Between the top five models, there was little difference (less than one percent MAP) in test performance. This trend was present across both datasets we used for evaluation. In particular, the gains in performance achieved by PCEN and its variants were modest, as compared to decibel scaling. Each model performed much better (about 30 percent MAP) on the Merlin Sound ID dataset, as compared to the SWAMP dataset. This difference can be attributed to a higher sound quality in the Merlin Sound ID dataset, as well as label noise in the SWAMP dataset due to a less rigorous annotation protocol. 

We did not, in all cases, estimate the variance in MAP that results from random initialization of parameters in training, dataset shuffling, and random spectrogram augmentations. However, based on a limited experiment (\(n = 5\)), we found that the estimated standard deviation of trained model performance on the Merlin test set is .010 MAP, and that the estimated standard deviation of trained model performance on the SWAMP dataset is .017 MAP. Therefore, it is plausible that when comparing certain pairs of frontends, any difference in reported model performance can be explained by randomness in the training process.

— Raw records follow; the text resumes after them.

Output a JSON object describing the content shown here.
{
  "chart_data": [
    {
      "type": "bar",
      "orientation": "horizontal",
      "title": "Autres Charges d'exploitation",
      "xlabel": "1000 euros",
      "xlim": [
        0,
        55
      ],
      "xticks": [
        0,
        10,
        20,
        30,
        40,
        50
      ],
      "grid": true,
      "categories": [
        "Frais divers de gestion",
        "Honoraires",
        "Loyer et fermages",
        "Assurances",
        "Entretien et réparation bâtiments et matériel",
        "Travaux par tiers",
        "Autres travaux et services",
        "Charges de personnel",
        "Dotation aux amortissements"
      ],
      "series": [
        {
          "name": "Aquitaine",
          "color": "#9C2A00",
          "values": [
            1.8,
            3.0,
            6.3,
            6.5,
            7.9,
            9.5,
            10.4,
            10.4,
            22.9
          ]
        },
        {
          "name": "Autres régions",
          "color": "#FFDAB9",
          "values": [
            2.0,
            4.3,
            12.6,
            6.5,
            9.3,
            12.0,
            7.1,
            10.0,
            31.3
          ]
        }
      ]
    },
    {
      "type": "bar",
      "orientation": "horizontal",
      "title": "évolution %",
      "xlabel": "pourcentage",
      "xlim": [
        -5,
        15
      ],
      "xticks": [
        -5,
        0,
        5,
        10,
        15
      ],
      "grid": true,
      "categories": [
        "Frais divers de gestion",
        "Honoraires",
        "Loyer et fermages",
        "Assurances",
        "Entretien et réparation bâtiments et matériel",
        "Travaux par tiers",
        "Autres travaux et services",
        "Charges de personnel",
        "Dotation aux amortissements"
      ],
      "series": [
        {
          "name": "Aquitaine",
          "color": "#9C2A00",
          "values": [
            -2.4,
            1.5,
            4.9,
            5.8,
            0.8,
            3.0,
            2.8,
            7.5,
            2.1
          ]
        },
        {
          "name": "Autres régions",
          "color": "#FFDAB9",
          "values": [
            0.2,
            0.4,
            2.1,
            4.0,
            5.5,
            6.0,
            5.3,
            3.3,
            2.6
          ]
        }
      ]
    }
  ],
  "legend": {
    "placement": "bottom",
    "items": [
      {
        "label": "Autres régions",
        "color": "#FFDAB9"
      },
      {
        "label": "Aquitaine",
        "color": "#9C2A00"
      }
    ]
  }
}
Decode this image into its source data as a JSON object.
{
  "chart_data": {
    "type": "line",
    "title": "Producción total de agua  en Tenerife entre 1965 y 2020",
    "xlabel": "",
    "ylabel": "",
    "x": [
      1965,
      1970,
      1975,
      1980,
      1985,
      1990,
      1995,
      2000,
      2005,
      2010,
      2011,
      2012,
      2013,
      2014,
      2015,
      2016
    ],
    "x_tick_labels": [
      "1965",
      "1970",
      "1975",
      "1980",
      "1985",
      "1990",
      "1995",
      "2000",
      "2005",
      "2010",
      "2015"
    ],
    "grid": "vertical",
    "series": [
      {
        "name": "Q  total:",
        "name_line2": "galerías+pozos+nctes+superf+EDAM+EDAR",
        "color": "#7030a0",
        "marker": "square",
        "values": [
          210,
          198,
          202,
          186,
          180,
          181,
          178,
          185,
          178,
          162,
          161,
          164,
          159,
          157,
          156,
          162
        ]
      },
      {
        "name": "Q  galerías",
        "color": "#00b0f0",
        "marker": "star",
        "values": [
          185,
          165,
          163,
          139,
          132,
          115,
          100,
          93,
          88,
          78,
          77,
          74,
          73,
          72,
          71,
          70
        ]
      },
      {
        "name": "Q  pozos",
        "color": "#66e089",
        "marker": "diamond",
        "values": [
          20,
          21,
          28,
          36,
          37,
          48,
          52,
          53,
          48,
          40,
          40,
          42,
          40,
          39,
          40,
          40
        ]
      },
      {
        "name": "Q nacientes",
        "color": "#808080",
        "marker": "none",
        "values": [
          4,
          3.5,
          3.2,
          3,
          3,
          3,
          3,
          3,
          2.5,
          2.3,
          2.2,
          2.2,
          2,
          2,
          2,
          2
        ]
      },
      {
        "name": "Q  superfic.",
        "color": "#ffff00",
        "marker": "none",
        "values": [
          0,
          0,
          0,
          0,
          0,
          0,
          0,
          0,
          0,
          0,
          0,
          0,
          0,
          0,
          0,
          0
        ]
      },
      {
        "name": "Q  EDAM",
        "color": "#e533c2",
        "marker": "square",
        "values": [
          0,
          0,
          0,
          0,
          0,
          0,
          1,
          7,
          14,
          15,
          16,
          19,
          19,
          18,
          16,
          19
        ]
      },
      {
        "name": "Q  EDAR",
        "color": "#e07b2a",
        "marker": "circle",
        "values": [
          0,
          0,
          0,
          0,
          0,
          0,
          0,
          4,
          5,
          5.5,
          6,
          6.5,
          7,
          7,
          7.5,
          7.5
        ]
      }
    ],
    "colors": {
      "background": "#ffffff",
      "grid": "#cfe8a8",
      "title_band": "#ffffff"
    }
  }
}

A disadvantage of using a trainable PCEN frontend is that the mathematical operations used in PCEN include large matrix multiplications, which are computationally expensive, and element-wise divisions, which require a higher degree of numerical precision (32 bit rather than 16) than we typically used for model training. The result is that models using a trainable PCEN frontend took longer to train than models using decibel or exponential frontends. In some cases, training times increased by close to 50 percent. While this number could likely be decreased by improving our implementation, our skepticism about the magnitude of performance improvements promised by PCEN led us to pause this investigation for the time being.

Conclusions

Custom layers for spectrogram processing have received a lot of attention in the audio machine learning community. Approaches range from the ultra-classic (decibel scaling) to the ultra-fancy (frontends like LEAF). We tried several approaches which have been documented in the literature, and in the case of PCEN introduced some improvements to the library implementation. At the end of the day, we found that decibel scaling provides a strong baseline. This happens to be the same preprocessing that expert curators at the Macaulay Library use to visualize spectrograms, so it doesn’t come as a surprise that it works well for a CNN. Alternatives like PCEN may result in slight gains, but at the expense of longer training times. We found that model performance was more strongly governed by choices of architecture, loss function, and data augmentations.